Semi-partial Correlation Analysis
To understand how different social judgments contribute to the cross-predictions across multiple social attributes (i.e., when a model fitted to one social attribute predicted other social attributes), we performed a semi-partial correlation analysis. This analysis procedure measures the relationship between two variables X and Y while statistically controlling for (or partialing out) the effect of a third variable Z on Y. Note that, in contrast, the (standard) partial correlation controls for the effect of Z on both X and Y. In this analysis, the actual ratings of a social attribute provided by the human subjects in the test dataset were used as the variable X (i.e., the social attribute to be cross-predicted by a model that was not fitted to this social attribute). The ratings of a second social attribute predicted by a model for the same set of faces were used as the variable Y (i.e., a second social attribute that was used to fit a model).
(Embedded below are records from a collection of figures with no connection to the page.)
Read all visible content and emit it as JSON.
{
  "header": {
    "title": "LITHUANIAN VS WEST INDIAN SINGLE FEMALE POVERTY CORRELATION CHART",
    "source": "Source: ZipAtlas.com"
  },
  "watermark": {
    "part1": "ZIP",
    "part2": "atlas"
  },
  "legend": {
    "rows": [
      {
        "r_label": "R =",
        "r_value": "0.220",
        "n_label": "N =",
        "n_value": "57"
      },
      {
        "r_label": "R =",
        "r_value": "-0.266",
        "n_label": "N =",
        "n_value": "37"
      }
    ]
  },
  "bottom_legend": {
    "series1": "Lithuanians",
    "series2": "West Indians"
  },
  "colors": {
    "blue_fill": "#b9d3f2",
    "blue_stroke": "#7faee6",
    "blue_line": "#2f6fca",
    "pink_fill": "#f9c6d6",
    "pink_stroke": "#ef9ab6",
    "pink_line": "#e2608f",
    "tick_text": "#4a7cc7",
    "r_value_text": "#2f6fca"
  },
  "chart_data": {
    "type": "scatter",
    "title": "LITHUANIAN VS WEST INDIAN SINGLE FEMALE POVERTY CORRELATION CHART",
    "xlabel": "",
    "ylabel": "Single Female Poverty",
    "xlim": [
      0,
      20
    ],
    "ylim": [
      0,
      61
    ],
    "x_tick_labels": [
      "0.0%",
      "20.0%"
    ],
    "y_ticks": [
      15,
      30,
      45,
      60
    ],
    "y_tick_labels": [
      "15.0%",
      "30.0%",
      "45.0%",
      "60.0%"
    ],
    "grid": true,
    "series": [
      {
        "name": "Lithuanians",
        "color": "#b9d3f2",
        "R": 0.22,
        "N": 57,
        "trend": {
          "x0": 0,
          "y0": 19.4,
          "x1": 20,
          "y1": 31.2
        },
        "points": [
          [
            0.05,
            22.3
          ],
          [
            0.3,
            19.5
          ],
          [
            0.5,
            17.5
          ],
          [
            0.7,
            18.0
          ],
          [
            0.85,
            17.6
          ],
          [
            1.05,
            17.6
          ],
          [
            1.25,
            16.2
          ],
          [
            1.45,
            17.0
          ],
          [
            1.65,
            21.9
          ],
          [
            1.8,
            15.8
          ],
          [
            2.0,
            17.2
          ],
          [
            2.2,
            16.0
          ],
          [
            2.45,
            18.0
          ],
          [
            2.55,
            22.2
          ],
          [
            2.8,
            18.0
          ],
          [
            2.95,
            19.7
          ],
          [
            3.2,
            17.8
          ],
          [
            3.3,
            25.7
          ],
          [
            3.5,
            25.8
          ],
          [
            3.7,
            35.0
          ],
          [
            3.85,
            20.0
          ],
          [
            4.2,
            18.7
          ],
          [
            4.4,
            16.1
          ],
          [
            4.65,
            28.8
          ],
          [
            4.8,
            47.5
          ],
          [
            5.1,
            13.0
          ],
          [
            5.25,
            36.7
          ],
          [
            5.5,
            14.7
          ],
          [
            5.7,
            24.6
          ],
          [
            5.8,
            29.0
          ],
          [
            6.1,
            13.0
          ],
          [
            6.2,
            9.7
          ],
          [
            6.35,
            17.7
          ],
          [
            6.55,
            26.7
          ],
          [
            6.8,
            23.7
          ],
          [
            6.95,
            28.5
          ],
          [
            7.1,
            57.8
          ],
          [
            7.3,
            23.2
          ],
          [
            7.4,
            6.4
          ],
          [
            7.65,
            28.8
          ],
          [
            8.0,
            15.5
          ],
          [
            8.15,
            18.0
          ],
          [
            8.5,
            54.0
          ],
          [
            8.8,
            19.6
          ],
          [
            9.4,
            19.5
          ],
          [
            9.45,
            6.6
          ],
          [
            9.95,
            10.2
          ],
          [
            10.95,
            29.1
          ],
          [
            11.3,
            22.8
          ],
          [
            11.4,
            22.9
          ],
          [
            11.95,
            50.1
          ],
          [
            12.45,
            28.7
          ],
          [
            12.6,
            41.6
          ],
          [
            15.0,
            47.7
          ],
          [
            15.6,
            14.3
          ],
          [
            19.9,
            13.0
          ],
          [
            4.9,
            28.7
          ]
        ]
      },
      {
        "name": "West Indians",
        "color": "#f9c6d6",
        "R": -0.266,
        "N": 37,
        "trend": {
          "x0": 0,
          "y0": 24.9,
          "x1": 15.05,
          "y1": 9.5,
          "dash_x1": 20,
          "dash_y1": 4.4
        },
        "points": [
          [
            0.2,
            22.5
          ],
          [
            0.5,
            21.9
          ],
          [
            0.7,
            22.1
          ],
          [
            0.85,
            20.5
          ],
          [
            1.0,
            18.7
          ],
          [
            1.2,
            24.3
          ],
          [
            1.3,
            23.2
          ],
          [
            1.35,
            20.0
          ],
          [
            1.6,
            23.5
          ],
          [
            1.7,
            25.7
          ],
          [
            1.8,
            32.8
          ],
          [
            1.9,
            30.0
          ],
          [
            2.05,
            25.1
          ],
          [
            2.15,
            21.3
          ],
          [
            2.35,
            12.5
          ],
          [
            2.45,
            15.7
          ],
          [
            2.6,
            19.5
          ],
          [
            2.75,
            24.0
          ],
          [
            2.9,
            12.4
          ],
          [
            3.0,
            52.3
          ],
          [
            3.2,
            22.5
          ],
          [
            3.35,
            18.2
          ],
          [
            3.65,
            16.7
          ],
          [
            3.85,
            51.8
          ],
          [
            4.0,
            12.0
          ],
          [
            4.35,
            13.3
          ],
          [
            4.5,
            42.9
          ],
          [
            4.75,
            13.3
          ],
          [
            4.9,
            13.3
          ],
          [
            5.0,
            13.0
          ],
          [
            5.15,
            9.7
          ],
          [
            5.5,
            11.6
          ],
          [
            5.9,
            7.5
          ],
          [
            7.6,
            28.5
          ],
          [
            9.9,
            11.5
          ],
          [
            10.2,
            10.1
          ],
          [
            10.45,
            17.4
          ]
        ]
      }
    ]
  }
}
The ratings of a third social attribute predicted by another model for the same set of faces were used as the variable Z (i.e., a third social attribute that was used to fit another model). To partial out the effect of Z from Y, a simple bivariate regression of Y on Z was performed, and the residuals were obtained. These residuals quantified the unique variance in Y that was not linearly associated with or predictable from Z. Finally, we computed the Spearman correlation coefficient between X and the residuals.